F Rosa Rubicondior: Catholic Church Just Doesn't Get It!

Monday 29 June 2015

Catholic Church Just Doesn't Get It!

Anthony Colin Fisher, Archbishop of Sydney. Inconceivable tht he would not have approved the letter.
Catholic church writes to companies that support same-sex marriage | World news | The Guardian

The Catholic Church really doesn't get it.

It's not just the paedophile priests and nuns, abuse of vulnerable adults, financial corruption, support for autocratic right-wing dictatorships, the sale of 'confiscated' children, the systematic, sometimes brutal, cover-ups, the habitual avoidance of responsibilities for their crimes and casual hypocrisy of the church and it's clerics, bad though they are, that are causing people to vote with their feet and stay away from church.

A recent survey, conducted by a concerned Catholic priest in the USA, found that a major cause of people leaving the faith was the opposition of the church to equality issues such as equal marriage rights for gay people, female reproductive rights and female priests (although what women would want to be a minister in a church of misogynistic bigots is beyond me).
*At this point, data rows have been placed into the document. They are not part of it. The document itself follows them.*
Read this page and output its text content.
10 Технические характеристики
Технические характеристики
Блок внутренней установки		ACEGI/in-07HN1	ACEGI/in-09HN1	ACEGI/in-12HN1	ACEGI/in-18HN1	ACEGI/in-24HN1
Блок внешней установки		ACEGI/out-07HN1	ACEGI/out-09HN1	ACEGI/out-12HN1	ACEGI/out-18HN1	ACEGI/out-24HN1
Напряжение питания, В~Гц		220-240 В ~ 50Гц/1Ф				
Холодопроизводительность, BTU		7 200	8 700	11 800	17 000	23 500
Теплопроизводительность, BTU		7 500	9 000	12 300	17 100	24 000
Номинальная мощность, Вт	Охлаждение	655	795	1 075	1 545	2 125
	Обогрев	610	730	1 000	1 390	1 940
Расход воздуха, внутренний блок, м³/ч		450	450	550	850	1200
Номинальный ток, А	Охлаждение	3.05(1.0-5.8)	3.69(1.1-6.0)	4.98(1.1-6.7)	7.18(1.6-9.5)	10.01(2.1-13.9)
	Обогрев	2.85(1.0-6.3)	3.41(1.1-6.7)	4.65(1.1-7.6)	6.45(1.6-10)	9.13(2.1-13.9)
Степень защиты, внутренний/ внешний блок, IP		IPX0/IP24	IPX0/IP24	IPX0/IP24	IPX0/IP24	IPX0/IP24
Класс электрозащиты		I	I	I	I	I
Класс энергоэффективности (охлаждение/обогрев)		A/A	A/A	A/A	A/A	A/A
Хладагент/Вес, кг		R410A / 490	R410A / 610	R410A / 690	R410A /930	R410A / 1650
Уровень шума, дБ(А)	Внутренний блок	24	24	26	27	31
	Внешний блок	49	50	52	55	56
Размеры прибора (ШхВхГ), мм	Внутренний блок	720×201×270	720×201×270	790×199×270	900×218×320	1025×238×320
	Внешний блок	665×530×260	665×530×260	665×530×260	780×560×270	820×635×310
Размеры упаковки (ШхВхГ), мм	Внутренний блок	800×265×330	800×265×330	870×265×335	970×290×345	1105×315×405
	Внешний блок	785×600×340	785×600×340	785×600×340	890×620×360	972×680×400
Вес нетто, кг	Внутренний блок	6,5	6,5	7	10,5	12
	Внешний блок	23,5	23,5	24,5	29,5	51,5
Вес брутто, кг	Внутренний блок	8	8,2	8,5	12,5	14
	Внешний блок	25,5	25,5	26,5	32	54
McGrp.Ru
The massive rejection of Catholic moral authority, as seen in the recent Republic of Ireland referendum on same-sex marriage, signifies that what people are now rejecting overwhelmingly is not so much the stink of corruption and hypocrisy but what the Church itself stands for. What people are rejecting in droves is the dogma and doctrines of the Church itself, especially the sanctimonious condemnation and hate for anyone who isn't one of them. People are rejecting the notion that somehow the Christian churches (not just the Catholic one) own the institution of marriage, just as they would like to own education, law, politics, science, literature, theatre - everything in fact, at least in so far as it affects every detail of our lives.

The extent to which the Catholic Church has failed to understand why it is losing the battle for support, can be seen in this crass and counterproductive attempt to influence moves to legalise same-sex marriage in Australia. In a crude attempt to threaten and bully businesses who had supported, or were thinking of supporting, a change to the Marriage Act, the business manager for the Sydney Roman Catholic Archdiocese wrote a letter worthy of any protection racketeer, pointing out:

[The Catholic Church is a] significant user of goods and services from many corporations, both local and international... [many] employees, customers, partners, suppliers [belong to the Catholic faith]... You are publicly supporting a strategic, political and well-funded campaign designed to pressure the federal government into changing the Marriage Act. I wonder whether you have questioned whether it is the role of a corporation such as yours to be participating in such an ­important matter that impacts all of Australian society now and into the future. For corporations to speak on such issues on behalf of shareholders, employees, clients/customers, suppliers and other stakeholders is indeed overstepping their purpose and is to be strongly resisted.

It's inconceivable that this letter didn't cross the desk of the Archbishop of Sydney, Anthony Fisher, who replaced Cardinal Pell, currently living it up in Rome in his luxury apartment in an upmarket suburb, provided and furnished with money from the Vatican whose finances he was brought in to sort out.

The letter came as a response to the public endorsement of an open letter posted on the website of the gay right advocacy group, AME by the big four Australian banks, McDonalds, KPMG, Twitter, Qantas, Telstra and Airbnb.

It seems though that it may have been counter-productive, as firms see the commercial benefit in being as dissociated from sanctimonious Catholic bigotry as possible and instead associated with enlightened Humanism. 72% of Australian marriages are now civil marriages and even 67% of Australian Catholics supported same-sex marriage in a survey last year, yet the Catholic Church still feels it has the right to interfere and meddle not even as a representative of a majority of its members, but as advocates of bigotry, hate, division and dogma.

What the Catholic Church just doesn't get, is that modern Humanism is growing and developing, and above all moving forward, as old dogmas are examined and found wanting, to be replaced by better, more inclusive, less hateful and less divisive social ethics. Modern Humanism is able to do this with consummate ease because it doesn't require adherence to dogmas and doctrines because it is not a cult requiring an in-group and out-group mentality. The only test of a 'good' humanist ethic is if it increases the sum-total of human happiness, creates a more secure society in a balanced environment, and reduces strife and hate.

There is no such thing as a victimless crime. What consenting adults do in private is no concern of anyone but the participants. Seeking to impose control over the bedroom activities of consenting adults, using the threat of punishment by an imaginary invisible friend from a Bronze Age superstitions, simply doesn't work on the vast majority of educated people nowadays. The Catholic Church is caught between ditching its dogma - and so ceasing to be Catholic - or continuing on its present road to irrelevance and the long-overdue refuse tip of old, irrelevant and risible ancient superstitions.